Dzisiejszy etap był bardzo skomplikowany nawigacyjnie. Rzeczywiście pilot ma co robić. Wszystkie muldy, które w poprzednich edycjach tego rajdu były łagodne i mokre, teraz wyglądają jak zasklepiony piach, jak skały, które dosłownie przecinają opony. Ja na szczęście przejechałem dzisiejszy etap bez awarii. Widziałem po drodze u kolegów: pokrzywione felgi, porozcinane opony, pourywane zawieszenia … Kurz, który wchodzi dosłownie wszędzie: do nosa, do uszu. Otwieramy usta, które po chwili są pełne piachu. Jeździmy w maskach, jednak piach non stop zgrzyta w zębach - opowiadał o trudach wczorajszego odcinka Mirek Kozioł, kierowca RMF Caroline Team.

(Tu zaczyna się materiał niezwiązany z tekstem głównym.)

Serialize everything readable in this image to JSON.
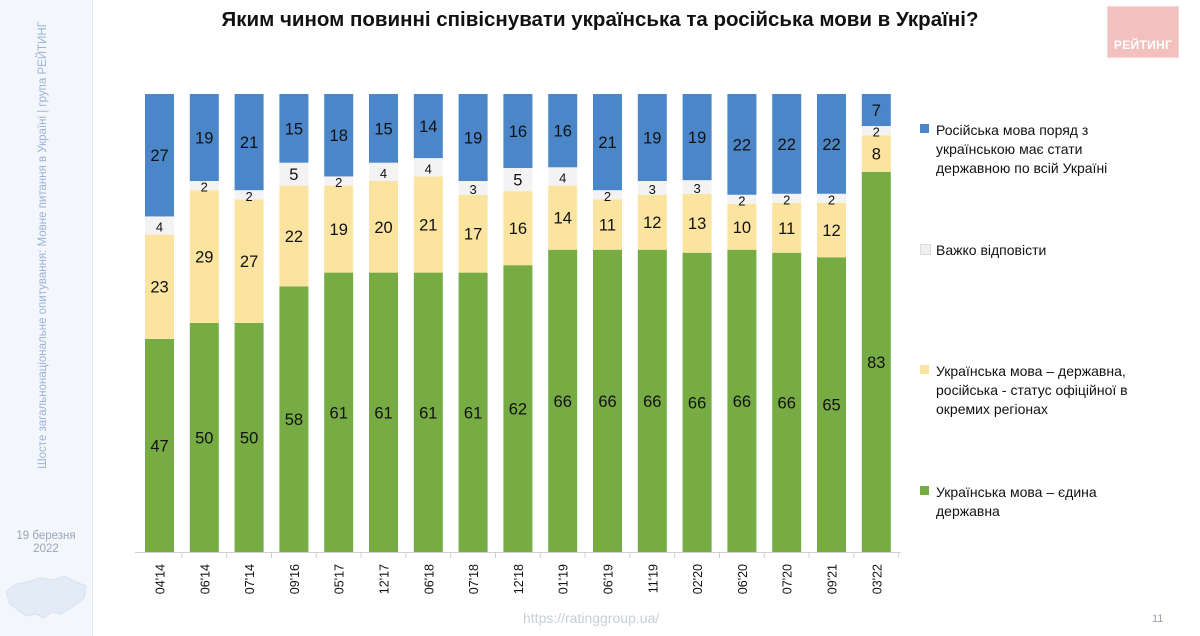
{
  "side_caption": "Шосте загальнонаціональне опитування: Мовне питання в Україні | група РЕЙТИНГ",
  "date_label": [
    "19 березня",
    "2022"
  ],
  "logo_text": "РЕЙТИНГ",
  "footer_url": "https://ratinggroup.ua/",
  "page_number": "11",
  "colors": {
    "blue": "#4a86c8",
    "grey": "#f0f0f0",
    "yellow": "#fbe3a0",
    "green": "#77ab43",
    "logo": "#f2c1bf"
  },
  "chart_data": {
    "type": "bar",
    "stacked": true,
    "percent": true,
    "title": "Яким чином повинні співіснувати українська та російська мови в Україні?",
    "categories": [
      "04'14",
      "06'14",
      "07'14",
      "09'16",
      "05'17",
      "12'17",
      "06'18",
      "07'18",
      "12'18",
      "01'19",
      "06'19",
      "11'19",
      "02'20",
      "06'20",
      "07'20",
      "09'21",
      "03'22"
    ],
    "series": [
      {
        "name": "Українська мова – єдина державна",
        "color": "#77ab43",
        "values": [
          47,
          50,
          50,
          58,
          61,
          61,
          61,
          61,
          62,
          66,
          66,
          66,
          66,
          66,
          66,
          65,
          83
        ]
      },
      {
        "name": "Українська мова – державна, російська - статус офіційної в окремих регіонах",
        "color": "#fbe3a0",
        "values": [
          23,
          29,
          27,
          22,
          19,
          20,
          21,
          17,
          16,
          14,
          11,
          12,
          13,
          10,
          11,
          12,
          8
        ]
      },
      {
        "name": "Важко відповісти",
        "color": "#f0f0f0",
        "values": [
          4,
          2,
          2,
          5,
          2,
          4,
          4,
          3,
          5,
          4,
          2,
          3,
          3,
          2,
          2,
          2,
          2
        ]
      },
      {
        "name": "Російська мова поряд з українською має стати державною по всій Україні",
        "color": "#4a86c8",
        "values": [
          27,
          19,
          21,
          15,
          18,
          15,
          14,
          19,
          16,
          16,
          21,
          19,
          19,
          22,
          22,
          22,
          7
        ]
      }
    ],
    "legend_position": "right",
    "grid": false
  },
  "legend": {
    "items": [
      {
        "label": "Російська мова поряд з українською має стати державною по всій Україні",
        "color": "#4a86c8"
      },
      {
        "label": "Важко відповісти",
        "color": "#f0f0f0"
      },
      {
        "label": "Українська мова – державна, російська - статус офіційної в окремих регіонах",
        "color": "#fbe3a0"
      },
      {
        "label": "Українська мова – єдина державна",
        "color": "#77ab43"
      }
    ]
  }
}
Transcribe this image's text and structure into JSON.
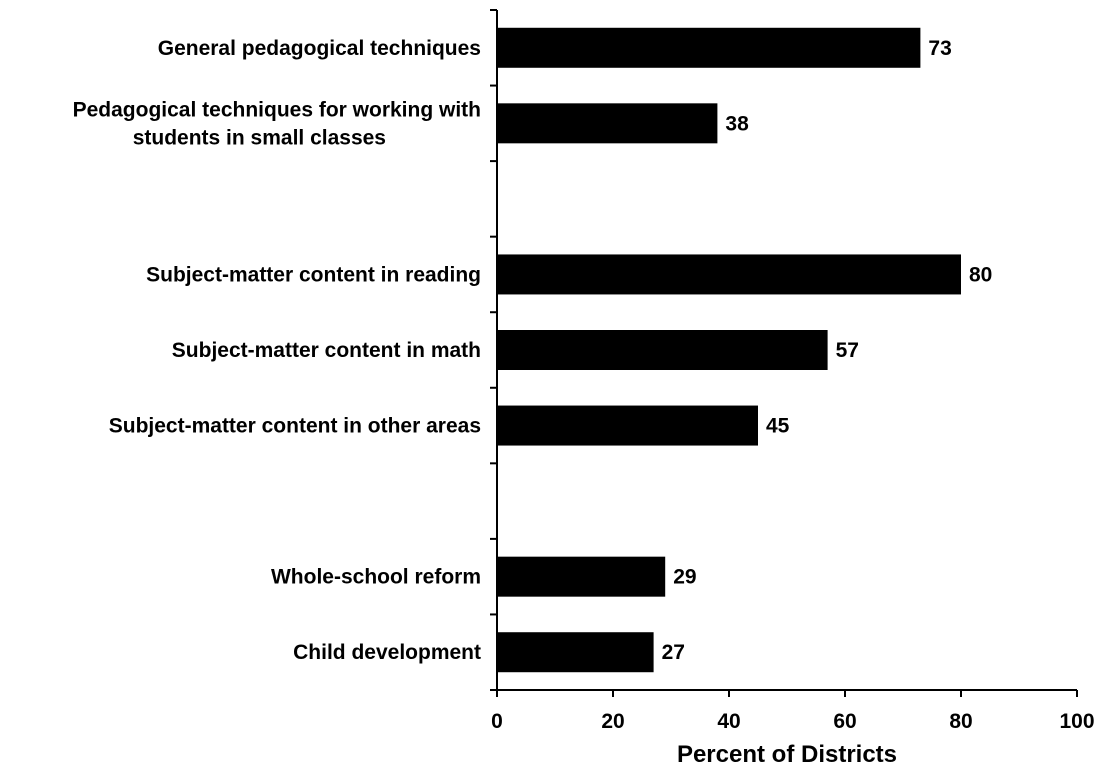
{
  "chart_data": {
    "type": "bar",
    "orientation": "horizontal",
    "categories": [
      [
        "General pedagogical techniques"
      ],
      [
        "Pedagogical techniques for working with",
        "students in small classes"
      ],
      null,
      [
        "Subject-matter content in reading"
      ],
      [
        "Subject-matter content in math"
      ],
      [
        "Subject-matter content in other areas"
      ],
      null,
      [
        "Whole-school reform"
      ],
      [
        "Child development"
      ]
    ],
    "values": [
      73,
      38,
      null,
      80,
      57,
      45,
      null,
      29,
      27
    ],
    "value_labels": [
      "73",
      "38",
      "",
      "80",
      "57",
      "45",
      "",
      "29",
      "27"
    ],
    "xlabel": "Percent of Districts",
    "xlim": [
      0,
      100
    ],
    "xticks": [
      "0",
      "20",
      "40",
      "60",
      "80",
      "100"
    ],
    "bar_color": "#000000",
    "grid": false,
    "legend": "none"
  }
}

Auto Rafała Płuciennika uległo awarii na trasie. Mimo trzykrotnej próby usterki nie udało się usunąć. Mamy zamontowany system Finder. Dzięki temu możecie Państwo śledzić nasze poczynania na trasie. Nasi serwisanci także widzą na ekranie komputera, jak się przemieszczamy i czy potrzebujemy pomocy. Mechanicy dotarli do nas błyskawicznie, mimo że znajdowaliśmy się na poligonie, w lesie - mówił Płuciennik.